PREMIERE'S REVIEW (posted 10/18/07)
Two and a half stars

Vampires have been re-imagined and reinterpreted to the point where they've become filtered down into mournful, sappy Goths or superheroes — but what they haven't been for a very long time is scary. 30 Days of Night, if nothing else, corrects this oversight and delivers some onscreen vamps worth cowering in fear from.

Based on the Steve Niles–Ben Templesmith graphic novel, 30 Days has a relatively simple premise: Sun-adverse vampires descend upon a tiny Alaska town on the eve of its month-long period of 24-hour darkness. Speaking in a guttural language all their own with pitch black eyes and rows of teeth that make them resemble walking sharks, these screeching vampires are eating machines. And I mean "screeching" — their pre-strike battle cry is as excruciating as nails on a chalkboard in THX surround sound, which is kept cranked to 11 throughout the film.

Once their arrival has been properly heralded by a straggly stranger (a suitably unsettling Foster, playing Renfield as a homeless street crazy), the vampires swiftly get to the feasting. The few remaining townsfolk eventually hole up alongside the local sheriff (Hartnett) and his estranged wife (George), and try to survive until dawn comes…in a few weeks' time.

Slade, a music video director who made a big splash with the sexual predator–themed shocker Hard Candy, does his best to give 30 Days the same kind of skewed, otherwordly look that artist Templesmith achieved on page — and often succeeds. In the few instances where he fails, however, it becomes momentarily difficult to see Barrow, Alaska, as anything but a fake snow–covered soundstage. While problems in logic are as tied into the fabric of horror films as fake blood and toplessness, the movie also, initially, asks you to believe that these vampires are so intelligent and well-prepared that they sneak around and steal everyone's cell phones prior to the attack (which is, in itself, tough to swallow) but then dumb enough to allow the few survivors easy access to a hardware store full of potential weapons. Then there's "The Muffin Monster," a giant, metal-chewing trash-compactor machine with a cute nickname whose introduction and related "foreshadowing" is so ham-fisted that might as well be called "The Thing-You'll-See-People-Chucked-Into-Later-in-the-Film Monster," And Hartnett continues to be a less-than-charismatic film presence — he's handsome and delivers his lines with plenty of scowl, but he's so bloodless that he never once earns your sympathy. It's made even worse in his scenes with Foster, who crackles with palatable intensity.

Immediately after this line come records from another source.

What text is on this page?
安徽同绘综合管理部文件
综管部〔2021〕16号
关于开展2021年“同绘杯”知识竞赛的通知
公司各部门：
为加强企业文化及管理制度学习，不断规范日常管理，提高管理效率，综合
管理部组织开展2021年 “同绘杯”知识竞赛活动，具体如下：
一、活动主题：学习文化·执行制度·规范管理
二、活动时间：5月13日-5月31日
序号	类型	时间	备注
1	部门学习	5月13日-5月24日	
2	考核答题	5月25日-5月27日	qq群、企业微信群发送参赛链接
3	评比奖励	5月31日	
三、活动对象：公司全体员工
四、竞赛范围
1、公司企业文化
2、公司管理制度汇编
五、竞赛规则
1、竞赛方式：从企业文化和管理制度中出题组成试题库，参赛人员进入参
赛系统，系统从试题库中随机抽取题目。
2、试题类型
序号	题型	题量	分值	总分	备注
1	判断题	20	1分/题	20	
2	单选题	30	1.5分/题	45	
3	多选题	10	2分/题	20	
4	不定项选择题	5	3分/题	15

But apart from its few flaws (which, considering the state of horror movies lately, are fairly minimal), Slade orchestrates events in 30 Days like a true horror fan; meaning, it's nasty, there are plenty of cheer-inducing gory deaths (assuming you're the type who cheers at cool death scenes — one character's beheading is particularly gruesome), but it's all pulled off with a firm sense of the fun in being scared.